Although goodwill is not amortized, the management of Pie concluded at December 31, 20X8, that goodwill from its purchase of Slice shares had been impaired and the correct carrying amount was $2,800. Goodwill and goodwill impairment were assigned proportionately to the controlling and noncontrolling shareholders.

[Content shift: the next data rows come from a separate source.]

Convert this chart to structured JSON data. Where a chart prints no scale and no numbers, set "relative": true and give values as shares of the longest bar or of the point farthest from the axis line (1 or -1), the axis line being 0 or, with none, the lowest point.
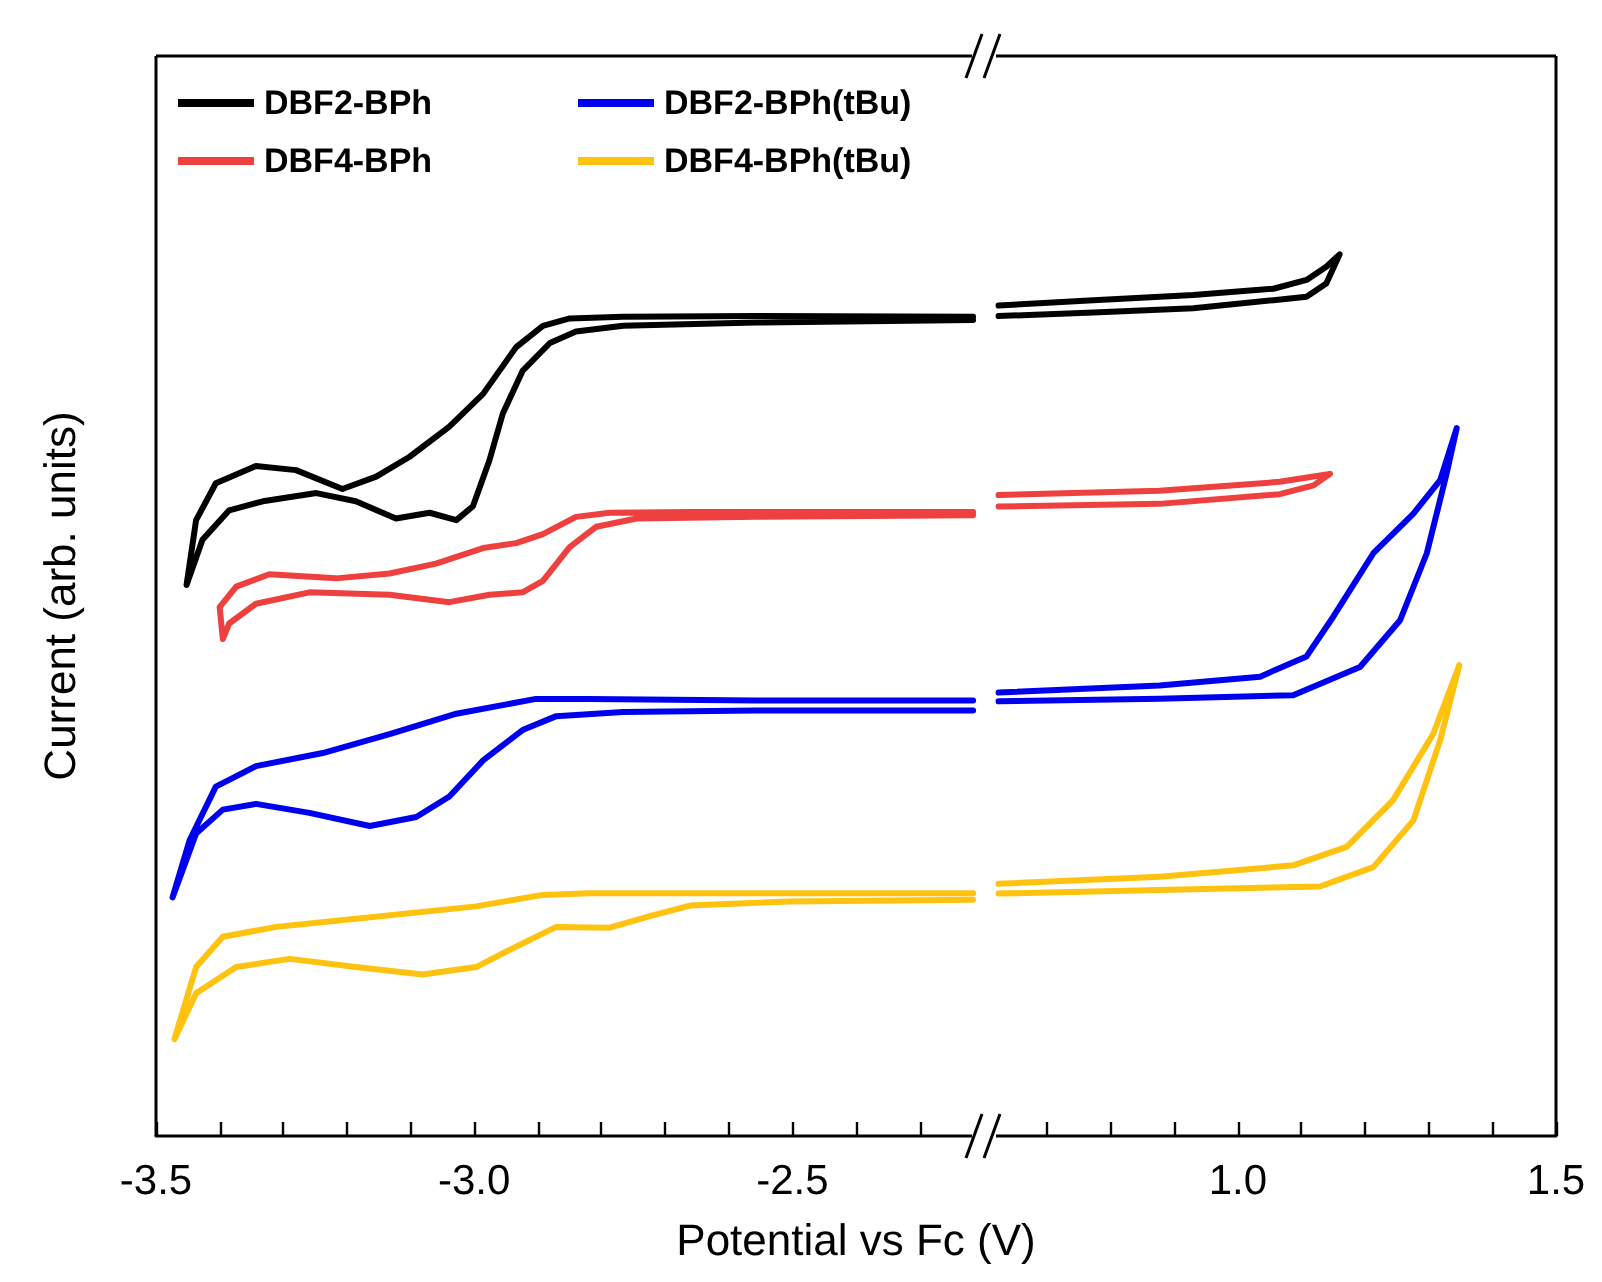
{
  "chart_data": [
    {
      "type": "line",
      "relative": true,
      "xlabel": "Potential vs Fc (V)",
      "ylabel": "Current (arb. units)",
      "legend": "top left",
      "xlim": [
        -3.5,
        -2.2
      ],
      "xticks": [
        {
          "value": -3.5,
          "label": "-3.5"
        },
        {
          "value": -3.4,
          "label": null
        },
        {
          "value": -3.3,
          "label": null
        },
        {
          "value": -3.2,
          "label": null
        },
        {
          "value": -3.1,
          "label": null
        },
        {
          "value": -3.0,
          "label": "-3.0"
        },
        {
          "value": -2.9,
          "label": null
        },
        {
          "value": -2.8,
          "label": null
        },
        {
          "value": -2.7,
          "label": null
        },
        {
          "value": -2.6,
          "label": null
        },
        {
          "value": -2.5,
          "label": "-2.5"
        },
        {
          "value": -2.4,
          "label": null
        },
        {
          "value": -2.3,
          "label": null
        }
      ],
      "series": [
        {
          "name": "DBF2-BPh",
          "color": "#000000",
          "x": [
            -2.216,
            -2.557,
            -2.766,
            -2.85,
            -2.892,
            -2.934,
            -2.986,
            -3.039,
            -3.102,
            -3.154,
            -3.207,
            -3.28,
            -3.343,
            -3.406,
            -3.437,
            -3.452,
            -3.427,
            -3.385,
            -3.332,
            -3.248,
            -3.186,
            -3.123,
            -3.07,
            -3.028,
            -3.002,
            -2.976,
            -2.955,
            -2.924,
            -2.881,
            -2.84,
            -2.766,
            -2.557,
            -2.216
          ],
          "values": [
            0.999,
            1,
            0.999,
            0.997,
            0.988,
            0.962,
            0.905,
            0.865,
            0.828,
            0.804,
            0.789,
            0.812,
            0.817,
            0.796,
            0.751,
            0.672,
            0.727,
            0.763,
            0.774,
            0.784,
            0.774,
            0.753,
            0.76,
            0.751,
            0.768,
            0.824,
            0.881,
            0.933,
            0.967,
            0.981,
            0.988,
            0.992,
            0.995
          ]
        },
        {
          "name": "DBF4-BPh",
          "color": "#ef4040",
          "x": [
            -2.216,
            -2.661,
            -2.787,
            -2.84,
            -2.892,
            -2.934,
            -2.986,
            -3.06,
            -3.133,
            -3.217,
            -3.322,
            -3.374,
            -3.4,
            -3.395,
            -3.385,
            -3.343,
            -3.259,
            -3.133,
            -3.039,
            -2.976,
            -2.924,
            -2.892,
            -2.85,
            -2.808,
            -2.745,
            -2.557,
            -2.216
          ],
          "values": [
            0.761,
            0.761,
            0.76,
            0.755,
            0.734,
            0.723,
            0.717,
            0.698,
            0.686,
            0.68,
            0.685,
            0.67,
            0.645,
            0.606,
            0.625,
            0.649,
            0.663,
            0.66,
            0.651,
            0.66,
            0.663,
            0.677,
            0.718,
            0.743,
            0.753,
            0.755,
            0.757
          ]
        },
        {
          "name": "DBF2-BPh(tBu)",
          "color": "#0000f0",
          "x": [
            -2.216,
            -2.557,
            -2.819,
            -2.903,
            -3.028,
            -3.133,
            -3.238,
            -3.343,
            -3.406,
            -3.447,
            -3.474,
            -3.437,
            -3.395,
            -3.343,
            -3.259,
            -3.164,
            -3.091,
            -3.039,
            -2.986,
            -2.924,
            -2.871,
            -2.766,
            -2.557,
            -2.216
          ],
          "values": [
            0.531,
            0.531,
            0.533,
            0.533,
            0.515,
            0.49,
            0.467,
            0.451,
            0.426,
            0.361,
            0.291,
            0.369,
            0.398,
            0.405,
            0.394,
            0.378,
            0.389,
            0.414,
            0.458,
            0.495,
            0.512,
            0.517,
            0.519,
            0.519
          ]
        },
        {
          "name": "DBF4-BPh(tBu)",
          "color": "#ffc20e",
          "x": [
            -2.216,
            -2.557,
            -2.819,
            -2.892,
            -2.997,
            -3.186,
            -3.311,
            -3.395,
            -3.437,
            -3.471,
            -3.437,
            -3.374,
            -3.29,
            -3.186,
            -3.081,
            -2.997,
            -2.934,
            -2.871,
            -2.787,
            -2.724,
            -2.661,
            -2.504,
            -2.216
          ],
          "values": [
            0.296,
            0.296,
            0.296,
            0.294,
            0.28,
            0.265,
            0.255,
            0.243,
            0.206,
            0.118,
            0.174,
            0.206,
            0.216,
            0.206,
            0.197,
            0.206,
            0.231,
            0.255,
            0.254,
            0.268,
            0.281,
            0.286,
            0.288
          ]
        }
      ]
    },
    {
      "type": "line",
      "relative": true,
      "xlim": [
        0.6,
        1.5
      ],
      "xticks": [
        {
          "value": 0.7,
          "label": null
        },
        {
          "value": 0.8,
          "label": null
        },
        {
          "value": 0.9,
          "label": null
        },
        {
          "value": 1.0,
          "label": "1.0"
        },
        {
          "value": 1.1,
          "label": null
        },
        {
          "value": 1.2,
          "label": null
        },
        {
          "value": 1.3,
          "label": null
        },
        {
          "value": 1.4,
          "label": null
        },
        {
          "value": 1.5,
          "label": "1.5"
        }
      ],
      "series": [
        {
          "color": "#000000",
          "x": [
            0.624,
            0.773,
            0.93,
            1.056,
            1.108,
            1.139,
            1.16,
            1.139,
            1.108,
            1.056,
            0.93,
            0.773,
            0.624
          ],
          "values": [
            0.942,
            0.948,
            0.954,
            0.961,
            0.971,
            0.986,
            1,
            0.967,
            0.952,
            0.948,
            0.939,
            0.934,
            0.93
          ]
        },
        {
          "color": "#ef4040",
          "x": [
            0.624,
            0.877,
            1.066,
            1.119,
            1.145,
            1.119,
            1.066,
            0.877,
            0.624
          ],
          "values": [
            0.727,
            0.732,
            0.742,
            0.748,
            0.751,
            0.738,
            0.728,
            0.717,
            0.714
          ]
        },
        {
          "color": "#0000f0",
          "x": [
            0.624,
            0.877,
            1.035,
            1.108,
            1.15,
            1.213,
            1.276,
            1.318,
            1.344,
            1.328,
            1.297,
            1.255,
            1.192,
            1.087,
            0.877,
            0.624
          ],
          "values": [
            0.503,
            0.511,
            0.521,
            0.544,
            0.589,
            0.661,
            0.706,
            0.744,
            0.803,
            0.751,
            0.661,
            0.585,
            0.532,
            0.5,
            0.496,
            0.493
          ]
        },
        {
          "color": "#ffc20e",
          "x": [
            0.624,
            0.877,
            1.087,
            1.171,
            1.244,
            1.307,
            1.348,
            1.318,
            1.276,
            1.213,
            1.129,
            0.877,
            0.624
          ],
          "values": [
            0.286,
            0.294,
            0.307,
            0.328,
            0.381,
            0.456,
            0.534,
            0.449,
            0.358,
            0.305,
            0.283,
            0.279,
            0.275
          ]
        }
      ]
    }
  ]
}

Trial balance data for Pie and Slice on December 31, 20X8, are as follows:

Pie Corporation Slice Company
Item Debit Credit Debit Credit
Cash $ 55,500 $ 22,000
Accounts Receivable 90,000 13,000
Inventory 110,000 26,000
Land 48,000 16,000
Buildings & Equipment 351,000 156,000
Investment in Slice Company 100,635
Cost of Goods Sold 116,000 101,000
Wage Expense 33,000 24,000
Depreciation Expense 25,000 9,000
Interest Expense 12,000 3,000
Other Expenses 13,500 4,000
Dividends Declared 30,000 16,000
Accumulated Depreciation $ 136,000 $ 36,000
Accounts Payable 34,000 14,000
Wages Payable 15,000 10,000
Notes Payable 252,000 58,000
Common Stock 183,000 54,000
Retained Earnings 85,000 37,000
Sales 263,000 181,000
Income from Slice Company 16,635
$ 984,635 $ 984,635 $ 390,000 $ 390,000

  
Required:
a. Record all consolidation entries needed to prepare a three-part consolidation worksheet as of December 31, 20X8. (If no entry is required for a transaction/event, select "No journal entry required" in the first account field.)
  



b. Prepare a three-part consolidation worksheet for 20X8. (Values in the first two columns (the "parent" and "subsidiary" balances) that are to be deducted should be indicated with a minus sign, while all values in the "Consolidation Entries" columns should be entered as positive values. For accounts where multiple adjusting entries are required, combine all debit entries into one amount and enter this amount in the debit column of the worksheet. Similarly, combine all credit entries into one amount and enter this amount in the credit column of the worksheet.)